One of the more significant aspects of this episode is the fact that we finally have our first returning individual Kromagg character in this story. Of course, since they have all pretty much looked and acted the same anyway, it's nice that Maggie points out that this is Kolitar, and that his previous appearance was in the "Slidecage". Reiner Schone has both a nice commanding villainous presence and the sense of fun that seems to permeate the entire story. Kromaggs probably haven't been this charismatic since they were surrounded in high mystery in their first appearance in "Invasion" (story no. 22). And I have to say that, as an individual recurring villain, I think Kolitar generally works better than Rickman from season three. Too bad he couldn't have appeared in as many episodes.

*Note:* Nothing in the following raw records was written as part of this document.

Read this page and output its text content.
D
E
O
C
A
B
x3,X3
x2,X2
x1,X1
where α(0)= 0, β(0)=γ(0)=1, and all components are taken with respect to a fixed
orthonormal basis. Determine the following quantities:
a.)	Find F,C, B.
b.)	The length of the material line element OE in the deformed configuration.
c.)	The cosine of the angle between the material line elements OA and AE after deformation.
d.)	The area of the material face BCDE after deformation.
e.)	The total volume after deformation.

Maggie is also served with sufficient things to do for the episode, becoming the financial powerhouse of the quartet during this slide, although many of the show-girl bits are too cheesy to be in my taste. At least her relationship with Jay Acovone's character gives her many worthwhile scenes. Quinn and Rembrandt look as though they may get more good stuff to do at first, but it doesn't pan out, and they end up spending most of their time as a pair of McGuffins that need to be rescued instead.
The multi-talented Sheriff of the town turns out to be the embodiment of the episode's sense of fun and self-deprecation, a character that I thoroughly enjoyed. Marshall Teague's performance is definitely one of the highlights of the show.

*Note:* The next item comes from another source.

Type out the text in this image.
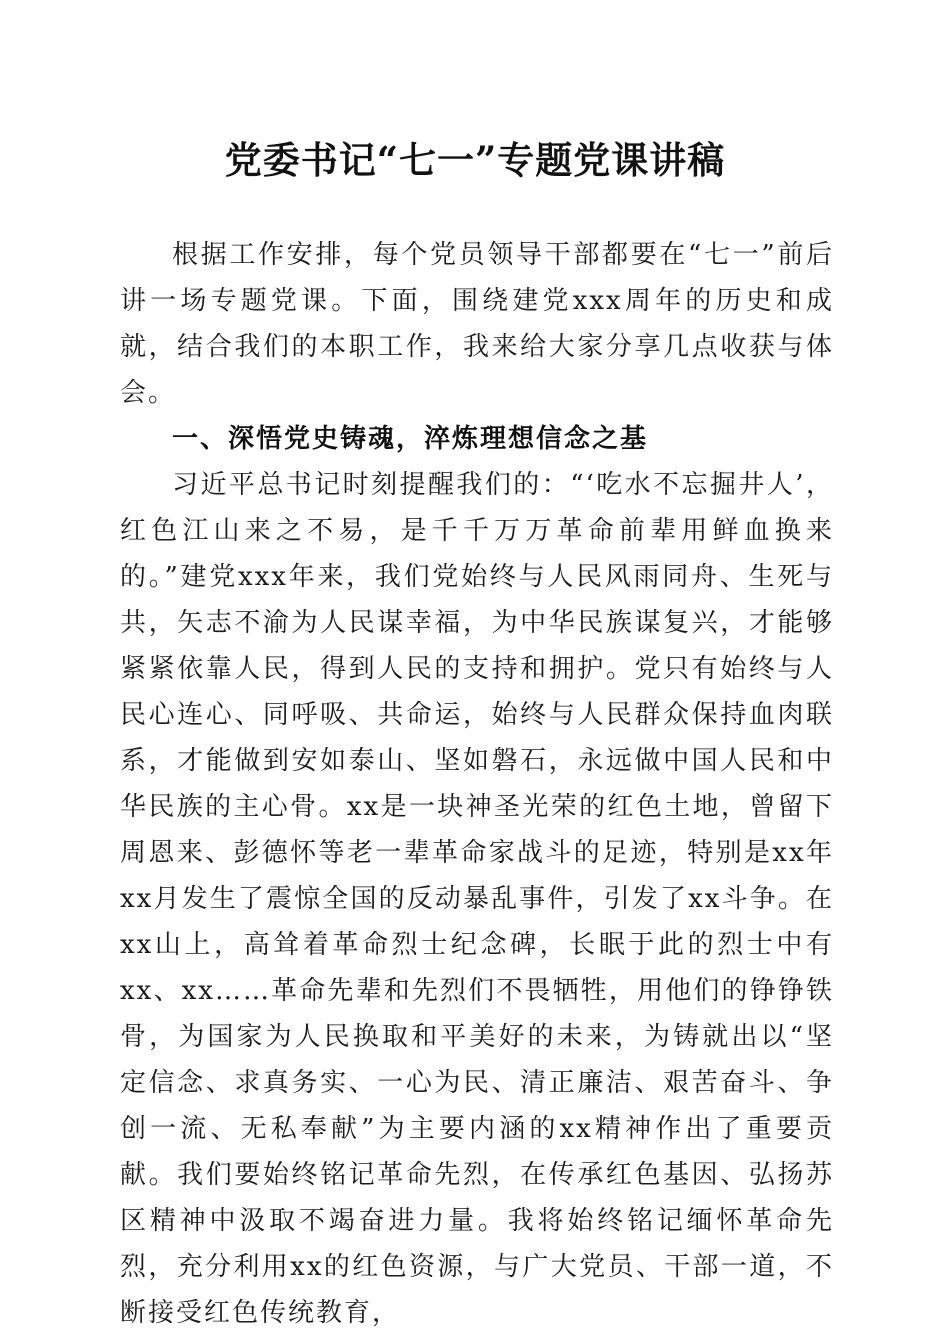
党委书记“七一”专题党课讲稿

根据工作安排，每个党员领导干部都要在“七一”前后讲一场专题党课。下面，围绕建党xxx周年的历史和成就，结合我们的本职工作，我来给大家分享几点收获与体会。

一、深悟党史铸魂，淬炼理想信念之基

习近平总书记时刻提醒我们的：“‘吃水不忘掘井人’，红色江山来之不易，是千千万万革命前辈用鲜血换来的。”建党xxx年来，我们党始终与人民风雨同舟、生死与共，矢志不渝为人民谋幸福，为中华民族谋复兴，才能够紧紧依靠人民，得到人民的支持和拥护。党只有始终与人民心连心、同呼吸、共命运，始终与人民群众保持血肉联系，才能做到安如泰山、坚如磐石，永远做中国人民和中华民族的主心骨。xx是一块神圣光荣的红色土地，曾留下周恩来、彭德怀等老一辈革命家战斗的足迹，特别是xx年xx月发生了震惊全国的反动暴乱事件，引发了xx斗争。在xx山上，高耸着革命烈士纪念碑，长眠于此的烈士中有xx、xx……革命先辈和先烈们不畏牺牲，用他们的铮铮铁骨，为国家为人民换取和平美好的未来，为铸就出以“坚定信念、求真务实、一心为民、清正廉洁、艰苦奋斗、争创一流、无私奉献”为主要内涵的xx精神作出了重要贡献。我们要始终铭记革命先烈，在传承红色基因、弘扬苏区精神中汲取不竭奋进力量。我将始终铭记缅怀革命先烈，充分利用xx的红色资源，与广大党员、干部一道，不断接受红色传统教育，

I also really like Jay Acovone in this one, playing a very likeable character with a few surprises up his sleeve. He seemed to be a bit of an underappreciated actor at this time, playing a vast array of one-off roles excellently, and just begging to be cast as a regular somewhere.
The conclusion seems to lack punch though, particularly in its lack of clarity over any philosophical point. The obvious comparison is with the season two episode "The Good, the Bad, and the Wealthy" which successfully borrowed from the classic western "Shane" while pulling off an outstanding ending aligned with non-violence. Here, the story wants to preach non-violence at many points, while still resolving its conflicts with violence, and in the end feels a bit like the mess it is.
Now divorced from the rest of his race, Kolitar is motivated by more local and immediate needs. I think it works, perhaps in fact better so than most of the other Kromagg stories this season in their one-dimensional emulation of race-hatred issues. However, the memory of where he came from still begs the question of whether his presence is too threatening to allow him to scuttle off at the end. How permanent and/or violent a solution do we really want considering this guy could still conceivably one day call an alien armada in to enslave this entire world, which would be easy pickings in its current state of technology? Some kind of defeat other than a high-noon shootout impaired with anti-violent sentiment is called for. Perhaps a high-tech prison on the next world, or banishment to a deserted island on this one.